The overarching regulation that covers treatment of ballast water is issued by the International Maritime Organization (IMO), which specifies that all vessels built since 2017 must be fitted with a ballast water management system (BWMS). For those vessels built before 2017, owners and operators must have a plan to install such a system no later than 2024. This rule affects around 47,000 vessels, while fewer than 7,000 have been retrofitted to date.
However, the US Coastguard currently has rules of its own in place that go further than those of the IMO. While the IMO would seem to take precedence, ships that want to enter US waters must also meet the tougher rules set by the US Coastguard.
While the IMO specifies that organisms must not be ‘viable’ (that is, unable to replicate in future), the US Coastguard’s regulations go further, insisting that organisms must have been completely destroyed before the water is discharged.
But recently, the US Senate passed the Vessel Incidental Discharge Act (VIDA), which now means that organisms that cannot reproduce are considered as being dead for the purposes of the regulation. This paves the way for UV-based ballast water treatment systems to gain US type approval and will harmonize the USCG’s approach with that of the IMO. It should also help “streamline a broken regulatory system” where vessels in the US are “subject to inconsistent and duplicative vessel discharge regulations from 25 states and two federal agencies."
It is the pre-2017 vessels where SKF sees an urgent need for ballast water management systems. SKF’s BlueSonic BWMS just passed land-based tests and is now being prepared for tests at sea. Both are needed for type approval by IMO and US Coastguard. Full certificatation and commercialization is expected for early 2020. This will be in plenty of time for the 2024 cut-off date for retrofitting a BWMS.
Only a limited number of systems currently have the relevant approval. Of these,as of today there are only six UV-based systems currently approved by the US Coastguard, plus five more that are under review.
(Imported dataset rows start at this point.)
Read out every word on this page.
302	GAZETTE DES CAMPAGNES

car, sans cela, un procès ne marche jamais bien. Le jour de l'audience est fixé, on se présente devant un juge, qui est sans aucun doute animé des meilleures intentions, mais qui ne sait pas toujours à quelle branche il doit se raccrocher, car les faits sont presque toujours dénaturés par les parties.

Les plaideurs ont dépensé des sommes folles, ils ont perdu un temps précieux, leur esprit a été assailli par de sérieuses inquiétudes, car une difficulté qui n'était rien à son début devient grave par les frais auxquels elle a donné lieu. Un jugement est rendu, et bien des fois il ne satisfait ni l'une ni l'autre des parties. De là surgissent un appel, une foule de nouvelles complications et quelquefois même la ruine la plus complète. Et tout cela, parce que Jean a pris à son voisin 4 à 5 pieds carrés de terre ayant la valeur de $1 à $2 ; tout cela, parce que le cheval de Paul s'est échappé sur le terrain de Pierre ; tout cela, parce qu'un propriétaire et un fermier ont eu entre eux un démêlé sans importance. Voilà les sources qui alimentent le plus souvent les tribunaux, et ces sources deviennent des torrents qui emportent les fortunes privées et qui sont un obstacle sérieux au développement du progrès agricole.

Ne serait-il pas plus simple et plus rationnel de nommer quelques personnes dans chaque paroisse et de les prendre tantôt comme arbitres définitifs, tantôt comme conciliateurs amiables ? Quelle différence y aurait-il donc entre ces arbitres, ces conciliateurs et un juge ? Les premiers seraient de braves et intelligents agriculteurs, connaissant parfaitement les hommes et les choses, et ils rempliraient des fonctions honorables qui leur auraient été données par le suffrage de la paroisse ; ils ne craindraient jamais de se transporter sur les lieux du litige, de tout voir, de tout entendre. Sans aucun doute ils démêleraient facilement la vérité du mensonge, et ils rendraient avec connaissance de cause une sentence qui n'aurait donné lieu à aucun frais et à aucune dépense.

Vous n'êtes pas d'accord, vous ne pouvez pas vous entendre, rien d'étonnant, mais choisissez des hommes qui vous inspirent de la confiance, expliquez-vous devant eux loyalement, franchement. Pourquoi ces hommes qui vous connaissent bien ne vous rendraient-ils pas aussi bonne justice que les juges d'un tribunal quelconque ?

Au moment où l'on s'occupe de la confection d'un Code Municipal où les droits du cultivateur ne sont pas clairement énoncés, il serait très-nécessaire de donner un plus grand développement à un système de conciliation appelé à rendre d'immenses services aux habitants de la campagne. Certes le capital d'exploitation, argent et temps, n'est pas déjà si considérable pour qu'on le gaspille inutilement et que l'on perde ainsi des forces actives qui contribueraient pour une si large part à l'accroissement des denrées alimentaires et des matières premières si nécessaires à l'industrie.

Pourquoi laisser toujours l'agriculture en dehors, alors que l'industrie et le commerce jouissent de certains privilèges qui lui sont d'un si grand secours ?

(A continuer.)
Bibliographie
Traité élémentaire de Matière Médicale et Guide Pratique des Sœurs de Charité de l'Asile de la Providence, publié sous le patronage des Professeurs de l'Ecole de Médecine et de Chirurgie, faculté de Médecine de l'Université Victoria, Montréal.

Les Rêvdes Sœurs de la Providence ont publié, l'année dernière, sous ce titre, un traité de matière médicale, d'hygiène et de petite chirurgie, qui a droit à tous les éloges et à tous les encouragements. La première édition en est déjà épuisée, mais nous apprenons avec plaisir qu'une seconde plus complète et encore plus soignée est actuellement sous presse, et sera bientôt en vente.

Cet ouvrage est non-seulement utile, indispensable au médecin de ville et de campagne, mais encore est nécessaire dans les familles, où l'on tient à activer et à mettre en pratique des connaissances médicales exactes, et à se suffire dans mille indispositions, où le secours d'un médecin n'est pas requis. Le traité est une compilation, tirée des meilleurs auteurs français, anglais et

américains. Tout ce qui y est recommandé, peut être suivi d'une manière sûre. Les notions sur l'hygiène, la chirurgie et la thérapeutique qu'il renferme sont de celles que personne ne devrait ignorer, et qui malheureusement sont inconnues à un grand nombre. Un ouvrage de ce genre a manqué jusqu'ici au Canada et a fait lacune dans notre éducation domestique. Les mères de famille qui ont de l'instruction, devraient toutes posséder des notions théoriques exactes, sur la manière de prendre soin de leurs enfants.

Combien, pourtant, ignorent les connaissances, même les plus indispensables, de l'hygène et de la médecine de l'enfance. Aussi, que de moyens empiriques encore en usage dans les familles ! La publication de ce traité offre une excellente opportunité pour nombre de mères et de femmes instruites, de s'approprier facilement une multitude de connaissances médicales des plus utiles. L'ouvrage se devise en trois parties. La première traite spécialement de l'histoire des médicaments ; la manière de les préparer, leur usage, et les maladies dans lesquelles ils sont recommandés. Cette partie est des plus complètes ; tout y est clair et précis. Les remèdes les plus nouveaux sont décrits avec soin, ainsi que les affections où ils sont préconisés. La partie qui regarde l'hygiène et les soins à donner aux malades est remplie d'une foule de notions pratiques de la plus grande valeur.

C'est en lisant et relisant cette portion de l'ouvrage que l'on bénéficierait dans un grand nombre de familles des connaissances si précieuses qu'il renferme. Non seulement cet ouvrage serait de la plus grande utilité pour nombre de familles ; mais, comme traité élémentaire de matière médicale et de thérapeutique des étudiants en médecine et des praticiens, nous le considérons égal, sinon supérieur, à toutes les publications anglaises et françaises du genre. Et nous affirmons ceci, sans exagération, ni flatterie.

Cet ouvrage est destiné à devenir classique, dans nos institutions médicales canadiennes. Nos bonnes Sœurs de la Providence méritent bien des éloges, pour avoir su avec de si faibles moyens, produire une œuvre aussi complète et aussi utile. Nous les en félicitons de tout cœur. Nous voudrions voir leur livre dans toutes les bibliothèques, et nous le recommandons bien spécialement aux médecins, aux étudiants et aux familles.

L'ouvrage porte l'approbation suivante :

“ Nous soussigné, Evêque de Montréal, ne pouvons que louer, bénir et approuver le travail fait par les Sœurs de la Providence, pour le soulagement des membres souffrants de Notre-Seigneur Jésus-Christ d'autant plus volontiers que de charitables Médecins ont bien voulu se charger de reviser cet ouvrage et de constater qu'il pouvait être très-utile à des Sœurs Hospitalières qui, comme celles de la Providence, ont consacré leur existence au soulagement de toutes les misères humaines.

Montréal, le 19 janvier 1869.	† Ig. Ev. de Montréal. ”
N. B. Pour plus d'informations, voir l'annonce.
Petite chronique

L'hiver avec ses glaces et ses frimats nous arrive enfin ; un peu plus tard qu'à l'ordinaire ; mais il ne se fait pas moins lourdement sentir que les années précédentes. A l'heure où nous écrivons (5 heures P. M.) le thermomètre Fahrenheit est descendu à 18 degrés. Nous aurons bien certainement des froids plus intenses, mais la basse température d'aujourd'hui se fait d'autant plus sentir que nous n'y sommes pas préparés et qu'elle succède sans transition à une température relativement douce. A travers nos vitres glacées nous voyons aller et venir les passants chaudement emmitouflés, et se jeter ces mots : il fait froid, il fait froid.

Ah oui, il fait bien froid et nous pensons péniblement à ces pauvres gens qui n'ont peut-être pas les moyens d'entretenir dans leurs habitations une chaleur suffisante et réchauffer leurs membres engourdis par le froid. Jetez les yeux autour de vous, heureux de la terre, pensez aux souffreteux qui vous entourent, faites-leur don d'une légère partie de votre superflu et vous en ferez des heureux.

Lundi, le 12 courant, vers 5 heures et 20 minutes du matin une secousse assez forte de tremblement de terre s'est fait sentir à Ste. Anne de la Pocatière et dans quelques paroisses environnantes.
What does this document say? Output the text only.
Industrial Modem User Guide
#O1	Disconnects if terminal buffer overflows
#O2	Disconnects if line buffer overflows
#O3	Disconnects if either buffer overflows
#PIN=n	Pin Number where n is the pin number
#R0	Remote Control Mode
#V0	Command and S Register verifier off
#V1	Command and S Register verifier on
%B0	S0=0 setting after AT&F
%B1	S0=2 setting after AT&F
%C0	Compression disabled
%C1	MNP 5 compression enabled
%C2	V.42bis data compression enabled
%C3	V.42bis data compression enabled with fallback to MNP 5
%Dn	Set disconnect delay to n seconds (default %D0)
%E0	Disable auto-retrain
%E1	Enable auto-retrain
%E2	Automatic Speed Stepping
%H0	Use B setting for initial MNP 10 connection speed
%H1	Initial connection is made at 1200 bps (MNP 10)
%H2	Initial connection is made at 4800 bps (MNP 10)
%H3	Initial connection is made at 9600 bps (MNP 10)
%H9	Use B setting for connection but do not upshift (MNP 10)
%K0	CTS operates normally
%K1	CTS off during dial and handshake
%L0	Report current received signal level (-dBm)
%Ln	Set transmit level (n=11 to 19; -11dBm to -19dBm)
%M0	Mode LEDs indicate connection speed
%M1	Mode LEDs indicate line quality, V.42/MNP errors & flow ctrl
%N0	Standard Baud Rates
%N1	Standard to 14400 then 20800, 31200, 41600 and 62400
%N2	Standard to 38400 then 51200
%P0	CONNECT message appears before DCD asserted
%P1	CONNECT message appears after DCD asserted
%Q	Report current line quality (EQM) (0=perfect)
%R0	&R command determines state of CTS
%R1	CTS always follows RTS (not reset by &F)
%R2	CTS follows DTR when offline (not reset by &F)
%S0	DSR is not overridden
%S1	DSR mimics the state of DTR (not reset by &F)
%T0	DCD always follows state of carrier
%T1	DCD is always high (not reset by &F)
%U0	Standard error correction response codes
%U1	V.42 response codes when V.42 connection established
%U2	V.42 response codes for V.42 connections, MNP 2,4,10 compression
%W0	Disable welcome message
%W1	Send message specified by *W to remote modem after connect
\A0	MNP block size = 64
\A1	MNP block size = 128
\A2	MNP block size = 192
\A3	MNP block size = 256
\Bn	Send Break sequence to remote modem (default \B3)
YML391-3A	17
UV systems account for around 50% of the market: they are relatively easy to install, have very low safety concerns and work independently of salinity and temperature.
As well as offering a new way of working, which ensures constant operation, and has no need for chemical cleaning, the new SKF system has a further advantage: it is backed by their worldwide support network, with guaranteed quick service when required.
This, combined with an increasing environmental awareness among ship owners and operators, suggests that the future for UV treatment systems is bright.